The plan calls for establishing an "Association of Montenegro and Serbia" with a unicameral legislature. Montenegro and Serbia would have equal representation, while legislators would be subordinate to the parliament of their own member state.

The positions of president and prime minister would rotate between Montenegrin and Serbian officials. The president would be from one member state and the prime minister from the other, while both would belong to the governing political party or coalition in their own state. "Bureaucratic" administrative structures would be small.

There would be a maximum of six ministries with small staffs. Each republic would, in effect, have its own foreign policy and army, which would be loosely coordinated with those of the other.

The two sides would have to agree to joint foreign and economic policy goals aimed at integration into Euro-Atlantic structures. Each republic would have economic independence and the right to introduce its own currency. Any joint currency would be freely convertible and would be backed by a currency board and protected by strict legal safeguards. Each republic has a veto on joint decisions, including the election of the joint president and a declaration of war.

There would be a constitutional court to rule on the validity of legislation passed by the association's legislature. Montenegro and Serbia would have equal representation on the bench.

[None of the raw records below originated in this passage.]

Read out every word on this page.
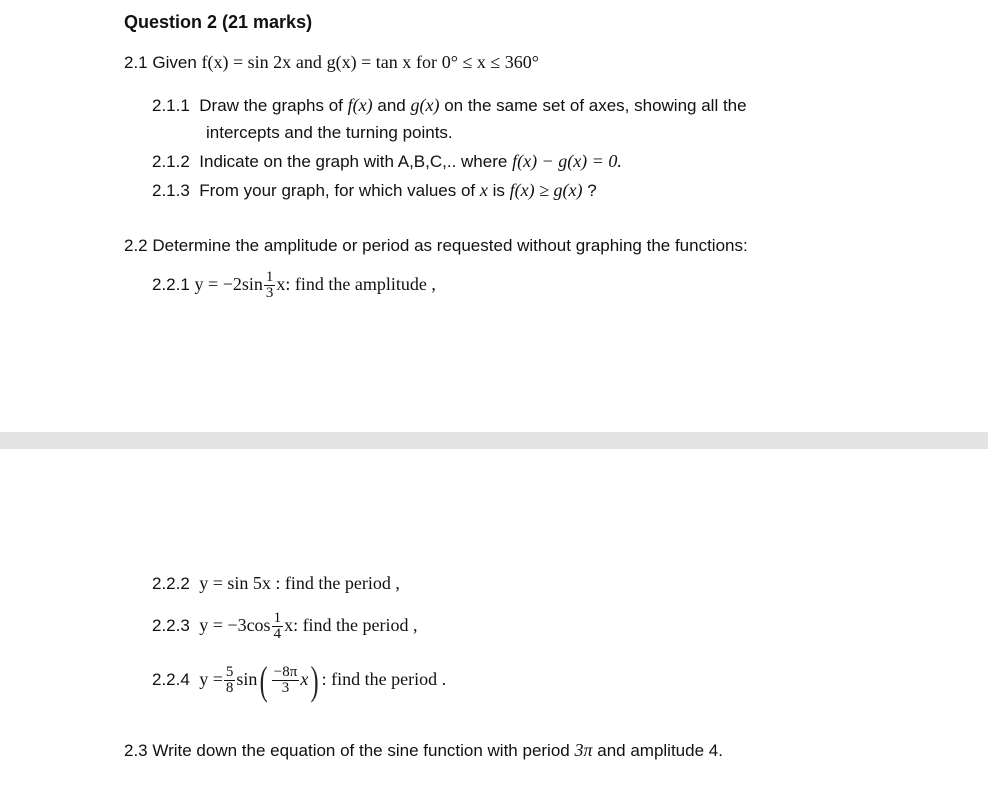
Question 2 (21 marks)
2.1 Given f(x) = sin 2x and g(x) = tan x for 0° ≤ x ≤ 360°
2.1.1 Draw the graphs of f(x) and g(x) on the same set of axes, showing all the
intercepts and the turning points.
2.1.2 Indicate on the graph with A,B,C,.. where f(x) − g(x) = 0.
2.1.3 From your graph, for which values of x is f(x) ≥ g(x) ?
2.2 Determine the amplitude or period as requested without graphing the functions:
2.2.1 $y = -2\sin \frac{1}{3} x$: find the amplitude ,
2.2.2 y = sin 5x : find the period ,
2.2.3 $y = -3\cos \frac{1}{4} x$: find the period ,
2.2.4 $y = \frac{5}{8} \sin( \frac{-8\pi}{3} x)$ : find the period .
2.3 Write down the equation of the sine function with period 3π and amplitude 4.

The text, in fact, reads more like a dull legal document than a declaration of political principles. Podgorica's intent was to make very sure that its rights and privileges are carefully protected and that it would no longer be Serbia's junior partner.

Nor would this be a new Yugoslav federation to which constituent "republics" would be subordinated. Power clearly would rest with the two member states. The joint state would exist solely to further the specific interests of each member and not as an end in itself. It would not be called Yugoslavia.

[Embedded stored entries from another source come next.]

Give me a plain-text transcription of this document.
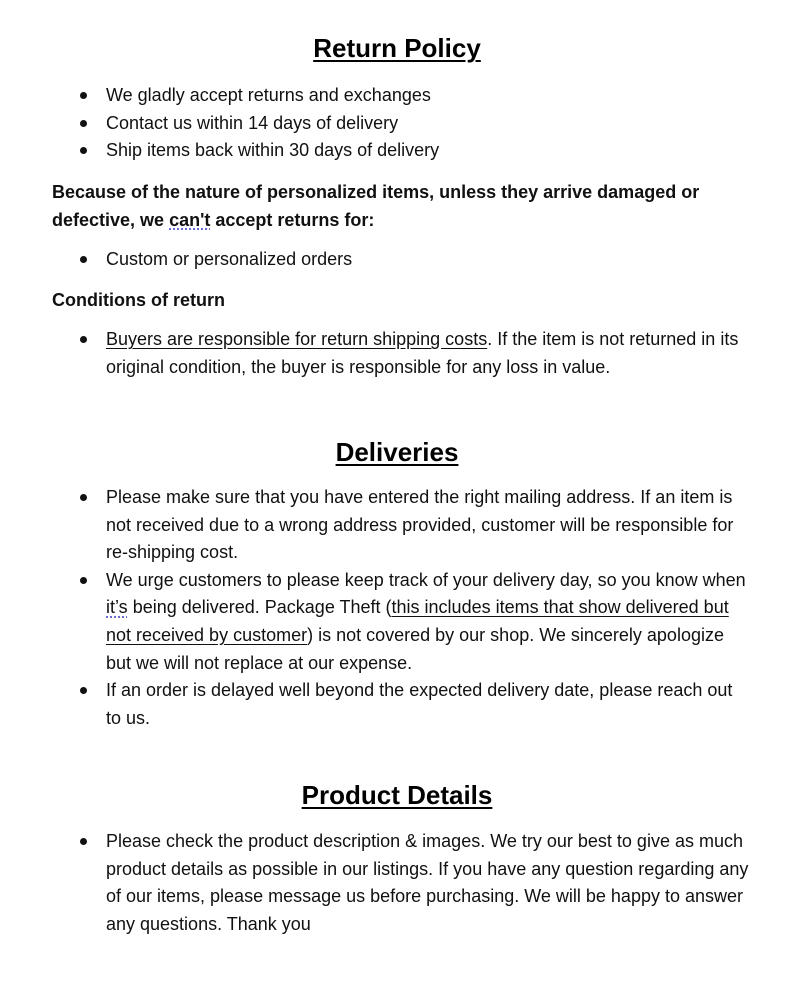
Return Policy
We gladly accept returns and exchanges
Contact us within 14 days of delivery
Ship items back within 30 days of delivery

Because of the nature of personalized items, unless they arrive damaged or defective, we can't accept returns for:

Custom or personalized orders

Conditions of return

Buyers are responsible for return shipping costs. If the item is not returned in its original condition, the buyer is responsible for any loss in value.
Deliveries
Please make sure that you have entered the right mailing address. If an item is not received due to a wrong address provided, customer will be responsible for re-shipping cost.
We urge customers to please keep track of your delivery day, so you know when it’s being delivered. Package Theft (this includes items that show delivered but not received by customer) is not covered by our shop. We sincerely apologize but we will not replace at our expense.
If an order is delayed well beyond the expected delivery date, please reach out to us.
Product Details
Please check the product description & images. We try our best to give as much product details as possible in our listings. If you have any question regarding any of our items, please message us before purchasing. We will be happy to answer any questions. Thank you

The basic political principles are that the association would be based on democratic values, the rule of law, and human rights. Economic policy would rest on the pillars of a market economy, free trade, and a convertible currency.

There are several references to developing ties with the EU and integration into Euro-Atlantic structures. But there are no references to the proposed union of Serbia, Russia, and Belarus, which the Belgrade hard-liners have so warmly embraced.

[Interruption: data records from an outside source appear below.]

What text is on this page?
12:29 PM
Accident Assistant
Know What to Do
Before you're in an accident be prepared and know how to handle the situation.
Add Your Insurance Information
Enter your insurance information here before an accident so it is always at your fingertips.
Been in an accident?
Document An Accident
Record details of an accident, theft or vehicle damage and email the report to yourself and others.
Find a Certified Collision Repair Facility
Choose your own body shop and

The Belgrade regime is unlikely to accept the Montenegrin proposal, which would greatly limit the powers that Milosevic enjoys within the current federal structure.

Last Sunday (Aug. 8) Ratko Krsmanovic, who is a top official of the pro-Milosevic United Yugoslav Left, called the plan "an attempt to destroy our country and to provoke conflicts. It would create a situation for foreign intervention." The Radicals' Vojislav Seselj has blasted it as "illegal secession."

It could be argued that any Serbian politician would have difficulty endorsing a plan that gives Montenegro's approximately 600,000 inhabitants political weight equal to that of the roughly 7 million people living in Serbia (excluding Kosova).

But initial reactions suggest that many members of the democratic Serbian opposition -- such as the Democrats' Zoran Djindjic and Vladan Batic of the Alliance for Change -- have responded positively to the Montenegrin proposal, seeing it as a step toward the democratization of Serbia.

If the Milosevic regime remains silent on the Montenegrin proposal or rejects it outright, Montenegro is likely to declare independence. But if Serbia in the coming months acquires a democratic leadership that is willing to accept Podgorica's principles, the outcome could be a democratic state with a sound and growing economy.